Полгода! Стоило подождать всего каких-то полгода, и всё сложилось бы совершенно иначе… Вспоминая раздавшуюся фигуру Любани, Кирилл с отвращением дёрнул кадыком, и вдруг онемел. Рассыпавшись миллионами обжигающих искр, острая, как раскалённая иголка, мысль пронзила мозг Кряжина и заставила на какой-то миг остановиться сердце. Перестав дышать, Кирилл обалдело замер и, мысленно загибая пальцы, стал судорожно считать:
— Июнь, июль, август — три… сентябрь, октябрь, ноябрь — шесть… декабрь, январь, февраль…
Едва шевеля одеревеневшими губами, Кряжин судорожно сглатывал и чувствовал, как, разливаясь расплавленным свинцом, горячая тягучая муть медленно заполняла каждую клеточку его гудящего от напряжения мозга. Завертевшись перед глазами, разноцветные сияющие мушки рассыпались горящим фейерверком лучистых мелких точек, и Кирилл с силой провёл рукавицами ото лба к подбородку. Нет, этого не может быть! Хотя… почему — не может? Если ребёнок будет мартовским, вопрос отпадёт сам собой, но если февральским… если только он будет февральским, то шансы с партийной шишкой у них абсолютно равные.
— Может, грибочков ещё, Кирюшенька, или студенька? — Зайдя со спины, Анна наклонилась над плечом сидящего за столом сына и по привычке, словно боясь гневного рыка мужа, боязливо огляделась.
— Мать, заканчивай суетиться, снимай фартук и садись за стол, — сурово глядя на Анну осоловелыми глазами, приказал Кирилл. Не осознавая происходящего, словно переняв эстафету от отца, Кряжин насупил брови и, сведя их к переносице, слегка поиграл желваками на скулах.
— Ишь ты, вырос, зверёныш-то, — кивнув в сторону Кирилла, Архипов повернул голову к Смердину, лучшему трактористу и самому известному передовику на весь район. — Как с матерью-то управляется, не хуже покойничка. Ведь только от неё добра и видел в жизни, а ни на грамм не помнит, добро-то.

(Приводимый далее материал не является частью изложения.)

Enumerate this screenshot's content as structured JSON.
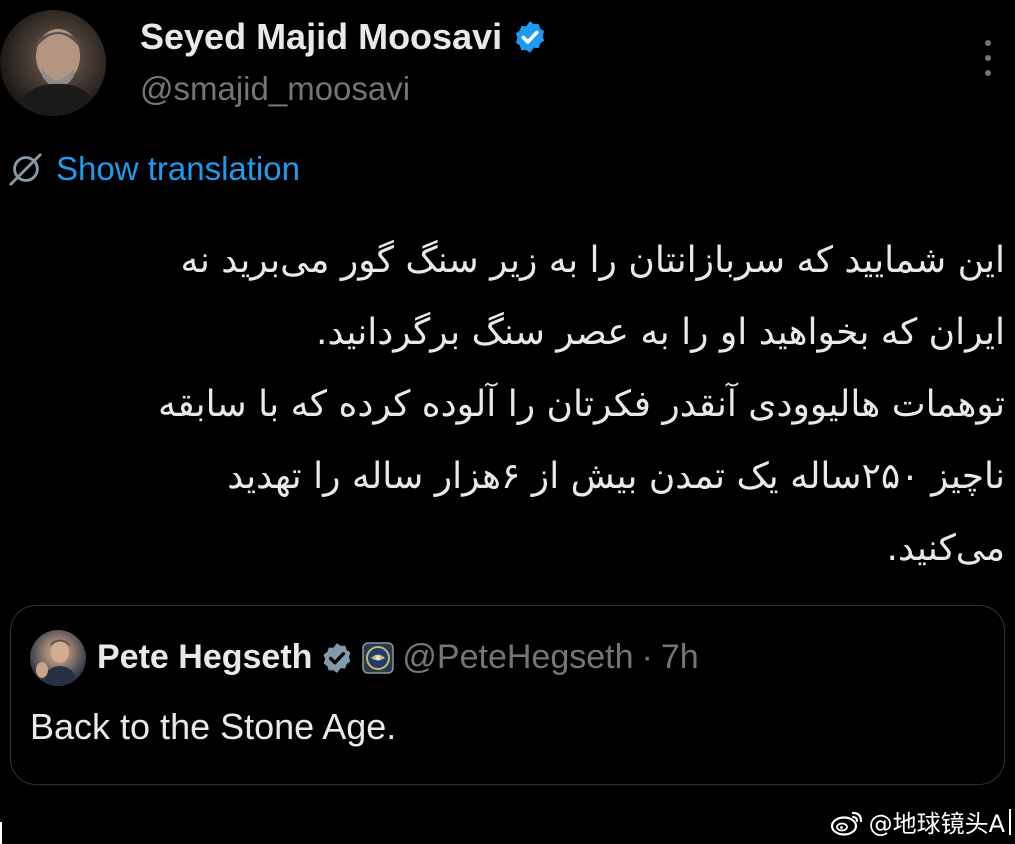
{
  "author": {
    "name": "Seyed Majid Moosavi",
    "handle": "@smajid_moosavi",
    "verified": true
  },
  "translate": {
    "label": "Show translation",
    "icon": "globe-slash-icon"
  },
  "tweet": {
    "lines": [
      "این شمایید که سربازانتان را به زیر سنگ گور می‌برید نه",
      "ایران که بخواهید او را به عصر سنگ برگردانید.",
      "توهمات هالیوودی آنقدر فکرتان را آلوده کرده که با سابقه",
      "ناچیز ۲۵۰ساله یک تمدن بیش از ۶هزار ساله را تهدید",
      "می‌کنید."
    ]
  },
  "quote": {
    "name": "Pete Hegseth",
    "handle": "@PeteHegseth",
    "separator": "·",
    "time": "7h",
    "text": "Back to the Stone Age."
  },
  "watermark": {
    "text": "@地球镜头A",
    "icon": "weibo-icon"
  },
  "colors": {
    "background": "#000000",
    "text": "#e7e9ea",
    "secondary": "#71767b",
    "link": "#1d9bf0",
    "verified": "#1d9bf0",
    "border": "#2f3336"
  }
}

— Так свято место пусто не бывает. — Опрокинув стопку, Смердин вытер тыльной стороной ладони губы и, взяв с тарелки хрустящий солёный огурчик, поднёс его к самому носу и потянул ноздрями. — Добро — оно что, круги по воде. Упадёт камень, круги разойдутся, никто о нём и не вспомнит, а на дне его и не видать, будто и не было.
— Лучше б пожалел мать. — Укладывая горкой хрен рядом с холодцом, Архипов звякнул по тарелке вилкой и неприязненно взглянул на захмелевшего Кирилла. — Когда он был нужен, его тута не было, у него, видите ли, сессио.
— Отца на погост чужие люди снесли, а он, вона, приехал, пёрышки распушил, владетель фигов, — вмешался в разговор рядом сидящий Филька. — Зря всё-таки детёв учут сызмальства ходить и разговоры говорить, лучше бы перво-наперво учили смирно сидеть да помалкывать. — Дёрнув коротким расплющенным носом, Филька громко шмыгнул и, с хрустом потерев ладонью многодневную небритую щетину, мигнул заплывшим глазом.